Personal information
- Born: July 28, 1981 (age 45) Waterloo, Ontario, Canada
- Listed height: 6 ft 1 in (1.85 m)
- Listed weight: 210 lb (95 kg)

Career information
- College: Waterloo
- CFL draft: 2004: 6th round, 51st overall pick

Career history
- 2005–2006: Winnipeg Blue Bombers
- Stats at CFL.ca

= John Sullivan (Canadian football) =

Canadian football player (born 1981)

John Sullivan (born July 28, 1981) is a Canadian former professional football player who was a safety for the Winnipeg Blue Bombers of the Canadian Football League (CFL).
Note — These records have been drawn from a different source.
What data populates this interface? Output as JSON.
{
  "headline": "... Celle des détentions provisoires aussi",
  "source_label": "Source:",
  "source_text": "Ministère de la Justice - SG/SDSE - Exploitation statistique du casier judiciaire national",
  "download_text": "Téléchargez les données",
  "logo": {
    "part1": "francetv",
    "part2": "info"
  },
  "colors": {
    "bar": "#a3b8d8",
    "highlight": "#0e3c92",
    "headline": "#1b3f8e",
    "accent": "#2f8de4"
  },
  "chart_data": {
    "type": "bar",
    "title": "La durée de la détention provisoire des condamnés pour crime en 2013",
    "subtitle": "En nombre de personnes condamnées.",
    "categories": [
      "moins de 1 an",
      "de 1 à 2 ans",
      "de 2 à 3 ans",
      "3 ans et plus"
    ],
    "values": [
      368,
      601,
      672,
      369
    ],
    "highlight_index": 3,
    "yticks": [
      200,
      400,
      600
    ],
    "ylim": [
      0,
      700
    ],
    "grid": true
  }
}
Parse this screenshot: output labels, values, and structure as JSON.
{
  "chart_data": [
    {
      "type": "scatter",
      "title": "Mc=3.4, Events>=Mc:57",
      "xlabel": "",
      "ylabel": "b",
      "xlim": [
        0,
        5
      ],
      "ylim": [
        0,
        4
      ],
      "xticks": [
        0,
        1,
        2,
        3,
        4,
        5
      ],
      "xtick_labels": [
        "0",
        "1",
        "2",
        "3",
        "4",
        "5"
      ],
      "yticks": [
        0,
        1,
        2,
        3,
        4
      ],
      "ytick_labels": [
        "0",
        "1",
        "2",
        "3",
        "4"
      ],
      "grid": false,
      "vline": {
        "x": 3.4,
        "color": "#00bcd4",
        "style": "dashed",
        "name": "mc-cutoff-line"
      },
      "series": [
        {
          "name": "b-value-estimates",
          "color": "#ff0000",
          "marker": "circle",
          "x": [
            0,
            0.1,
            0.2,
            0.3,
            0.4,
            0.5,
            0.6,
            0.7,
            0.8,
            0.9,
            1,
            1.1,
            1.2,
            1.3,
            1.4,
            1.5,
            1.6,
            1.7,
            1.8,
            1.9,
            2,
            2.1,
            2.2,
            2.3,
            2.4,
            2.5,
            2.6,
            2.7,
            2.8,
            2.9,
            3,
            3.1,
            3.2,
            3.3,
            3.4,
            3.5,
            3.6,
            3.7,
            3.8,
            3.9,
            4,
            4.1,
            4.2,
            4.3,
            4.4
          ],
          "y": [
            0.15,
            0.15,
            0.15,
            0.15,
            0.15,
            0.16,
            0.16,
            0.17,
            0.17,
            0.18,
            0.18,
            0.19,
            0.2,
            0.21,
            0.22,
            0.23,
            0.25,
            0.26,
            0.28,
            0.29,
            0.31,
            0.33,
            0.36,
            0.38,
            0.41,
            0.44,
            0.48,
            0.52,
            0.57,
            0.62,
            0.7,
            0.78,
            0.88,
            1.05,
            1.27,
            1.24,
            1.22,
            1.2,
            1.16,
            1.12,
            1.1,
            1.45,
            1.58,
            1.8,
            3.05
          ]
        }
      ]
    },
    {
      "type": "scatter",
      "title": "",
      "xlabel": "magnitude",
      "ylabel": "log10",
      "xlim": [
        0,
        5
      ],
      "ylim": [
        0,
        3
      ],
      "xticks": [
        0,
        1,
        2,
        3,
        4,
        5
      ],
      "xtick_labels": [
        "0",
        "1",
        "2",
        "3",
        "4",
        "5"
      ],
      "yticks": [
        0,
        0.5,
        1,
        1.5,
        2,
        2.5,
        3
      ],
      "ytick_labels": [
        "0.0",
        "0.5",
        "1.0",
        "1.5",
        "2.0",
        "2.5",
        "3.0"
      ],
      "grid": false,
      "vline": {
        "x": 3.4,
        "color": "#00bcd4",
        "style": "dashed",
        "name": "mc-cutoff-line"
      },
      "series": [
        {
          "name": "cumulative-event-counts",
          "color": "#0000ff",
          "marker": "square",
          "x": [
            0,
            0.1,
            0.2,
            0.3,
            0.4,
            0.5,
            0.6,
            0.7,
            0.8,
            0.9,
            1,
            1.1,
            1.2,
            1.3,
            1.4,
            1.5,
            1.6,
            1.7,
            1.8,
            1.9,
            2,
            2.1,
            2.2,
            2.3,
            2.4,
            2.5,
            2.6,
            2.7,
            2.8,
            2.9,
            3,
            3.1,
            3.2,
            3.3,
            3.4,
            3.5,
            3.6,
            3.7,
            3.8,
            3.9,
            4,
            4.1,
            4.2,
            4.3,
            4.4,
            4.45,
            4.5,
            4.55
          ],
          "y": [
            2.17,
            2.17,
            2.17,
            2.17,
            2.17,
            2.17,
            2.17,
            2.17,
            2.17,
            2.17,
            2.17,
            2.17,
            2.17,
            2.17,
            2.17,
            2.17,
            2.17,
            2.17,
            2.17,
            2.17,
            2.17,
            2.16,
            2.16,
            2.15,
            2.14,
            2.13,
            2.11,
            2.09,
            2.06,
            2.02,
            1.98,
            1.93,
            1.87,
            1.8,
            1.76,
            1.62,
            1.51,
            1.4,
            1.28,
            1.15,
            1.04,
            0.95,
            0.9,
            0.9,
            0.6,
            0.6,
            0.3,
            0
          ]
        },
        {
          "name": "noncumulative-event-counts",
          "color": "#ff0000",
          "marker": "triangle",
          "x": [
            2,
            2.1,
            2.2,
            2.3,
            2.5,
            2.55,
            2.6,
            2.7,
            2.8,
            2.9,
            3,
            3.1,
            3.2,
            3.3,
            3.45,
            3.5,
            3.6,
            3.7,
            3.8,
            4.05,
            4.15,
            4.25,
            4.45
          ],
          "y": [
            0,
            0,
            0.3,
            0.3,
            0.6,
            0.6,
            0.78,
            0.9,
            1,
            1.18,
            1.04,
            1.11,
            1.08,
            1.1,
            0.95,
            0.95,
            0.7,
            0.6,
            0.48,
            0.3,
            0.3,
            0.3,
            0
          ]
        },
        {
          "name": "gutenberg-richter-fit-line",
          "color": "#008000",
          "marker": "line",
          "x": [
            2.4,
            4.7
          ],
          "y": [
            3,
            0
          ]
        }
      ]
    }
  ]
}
He was drafted by the Bombers in 2004, but he did not start playing with that team until 2005, remaining at University of Waterloo for his final year of eligibility. Sullivan obtained his degree at the University of Waterloo, and he holds the school record for most all-time tackles. He was inducted into the Hall of Fame in 2005. He was named to the OUA All-star 1st team in 2002, 2003, and 2004 and was awarded the Presidents Trophy as OUA Defensive Player of the Year in 2003. He was a CIS All Canadian for the 2003 and 2004 seasons.

Known to his teammates as "Sully" he started every football game in his five years at the University of Waterloo and was inducted into the Warrior Football Ring of Honour in 2021.

He played for the Blue Bombers as a back-up safety for three seasons 2005 and 2006 CFL seasons and 2007 season. He retired from pro football in the May 2008.

After retiring from football he became a secondary teacher and football coach. John lives with his wife Julia and two sons Jackson and Bennett in the Waterloo region.